After 10 years, the first queer-only adult homeless shelter in the United States (and the only LGBTQ-only shelter in San Francisco) is expanding to take over most of the second floor of its building at 1050 South Van Ness Ave.
Jazzie’s Place, which opened in 2015 at the Mission District site with 28 beds, is believed to have become the first shelter exclusively for LGBTQ+ adults in the country, according to its founders.
The expansion, which concluded on Aug. 27, includes a dorm with 44 beds, three bathrooms and changing rooms, charging stations and lock boxes.
Work on the building began in February of this year, and Mission Local took a first look at the new dorms and amenities a day after the finishing touches were put in place.
The inner courtyard of Jazzie’s Place is peaceful and warm. Trees shade tables and chairs, and brightly tiled murals decorate the walls. For its first decade, the shelter has provided its guests a safe place to sleep and a space where they feel safe identifying as queer.
Preston, a 26-year-old staying at Jazzie’s Place and a Midwest native (he preferred not to specify where), said the shelter was the only one to take him in.
“I’ve been to other shelters, and they denied me. They took one look at me and turned me away. But this,” he said, waving at the front gate of Jazzie’s Place, “is a sanctuary. A real sanctuary.”

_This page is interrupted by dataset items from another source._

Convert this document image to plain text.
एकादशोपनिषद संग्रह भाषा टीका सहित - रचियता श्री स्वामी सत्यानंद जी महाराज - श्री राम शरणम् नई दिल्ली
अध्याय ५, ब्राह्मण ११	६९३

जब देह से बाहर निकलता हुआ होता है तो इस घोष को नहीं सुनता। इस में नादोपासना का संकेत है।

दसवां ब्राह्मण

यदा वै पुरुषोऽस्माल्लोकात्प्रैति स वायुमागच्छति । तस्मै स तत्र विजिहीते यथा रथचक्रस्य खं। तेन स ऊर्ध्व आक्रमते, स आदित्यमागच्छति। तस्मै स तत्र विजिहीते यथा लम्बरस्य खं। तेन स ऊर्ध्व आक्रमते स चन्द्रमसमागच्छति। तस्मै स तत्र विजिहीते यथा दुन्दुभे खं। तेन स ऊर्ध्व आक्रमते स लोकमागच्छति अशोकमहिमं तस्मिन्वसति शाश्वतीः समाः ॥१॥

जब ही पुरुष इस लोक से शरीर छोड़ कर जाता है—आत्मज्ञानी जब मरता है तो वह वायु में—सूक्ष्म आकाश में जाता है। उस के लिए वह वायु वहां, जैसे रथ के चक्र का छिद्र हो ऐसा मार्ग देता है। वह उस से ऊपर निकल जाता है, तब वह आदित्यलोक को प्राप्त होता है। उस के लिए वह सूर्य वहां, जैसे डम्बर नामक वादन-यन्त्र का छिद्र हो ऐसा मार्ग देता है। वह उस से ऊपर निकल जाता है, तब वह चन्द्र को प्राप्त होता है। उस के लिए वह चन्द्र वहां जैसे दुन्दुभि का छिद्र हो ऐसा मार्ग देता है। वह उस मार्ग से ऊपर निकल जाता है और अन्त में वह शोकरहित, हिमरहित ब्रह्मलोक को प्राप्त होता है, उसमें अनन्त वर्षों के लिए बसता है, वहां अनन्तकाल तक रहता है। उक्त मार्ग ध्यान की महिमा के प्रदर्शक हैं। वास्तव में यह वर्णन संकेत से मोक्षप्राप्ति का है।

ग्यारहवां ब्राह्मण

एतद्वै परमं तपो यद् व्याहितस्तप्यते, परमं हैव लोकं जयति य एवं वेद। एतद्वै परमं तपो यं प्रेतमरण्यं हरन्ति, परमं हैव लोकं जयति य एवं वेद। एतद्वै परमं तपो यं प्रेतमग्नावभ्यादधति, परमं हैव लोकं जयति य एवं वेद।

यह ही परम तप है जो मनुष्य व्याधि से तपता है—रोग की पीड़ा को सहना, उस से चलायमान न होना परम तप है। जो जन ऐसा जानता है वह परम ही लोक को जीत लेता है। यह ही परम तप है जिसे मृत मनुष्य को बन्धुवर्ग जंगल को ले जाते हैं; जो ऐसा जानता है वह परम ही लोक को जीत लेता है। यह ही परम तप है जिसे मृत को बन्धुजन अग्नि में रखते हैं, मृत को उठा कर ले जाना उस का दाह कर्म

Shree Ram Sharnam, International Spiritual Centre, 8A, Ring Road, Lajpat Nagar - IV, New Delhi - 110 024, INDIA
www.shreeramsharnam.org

The premise of Jazzie’s Place is simple: It’s a homeless shelter specifically for the LGBTQ+ community. Twenty-eight percent of the city’s unhoused population identify as queer.
They experience a disproportionate amount of abuse by guests and staff at other city shelters, according to the Department of Homelessness and Supportive Housing, so much so that many feel safer sleeping on the street.
But at the same time, San Francisco is sweeping more encampments: Former Mayor London Breed instituted “very aggressive” anti-encampment policies last year, policies that Mayor Daniel Lurie has kept in place.
Budget cuts have also meant that the money allocated to the Department of Homelessness and Supportive Housing decreased by roughly $170 million, a monetary crunch felt by almost every city department.
The city is still funding homeless nonprofits like Mission Action, which oversees the operation of Jazzie’s Place and recently received a grant of $18.5 million to expand the space and its services.
Preston, the 26-year-old guest, said the treatment he received as an unhoused LGBTQ+ man in other states and shelters was disrespectful — and, at times, physically violent. He’s still recovering from a burst tear duct after being punched in the eye at a prior shelter, he said.
San Francisco was not that different, he said: People were often disrespectful, threatening, and “just bad.”
But at Jazzie’s Place, he said, employees have been trained to work specifically with members of the queer community who have experienced violence. That includes giving them privacy, and a sense of independence.
“People need a refuge after the hellish landscape they come from, they need a haven,” said Preston.

Tommi Avicolli Mecca, a long-time queer rights activist and member of the San Francisco Housing Rights Committee, remembers the day in 2009 that sparked the effort to establish a queer-specific shelter.
He was sitting in his office at the Housing Rights Committee’s main building on Grove Street when a young man knocked on his door.
“He was probably in his early 20s … He had some bruises on the side of his face. I asked him what was going on and he said he was gay … He was in a shelter, and the night before, some guys had beat him up, calling him ‘f***ot,’” Avicolli Mecca said.
”When he left, I was just like, ‘Wow, there is no place to send queer folks, and this is unacceptable; we’re San Francisco!’”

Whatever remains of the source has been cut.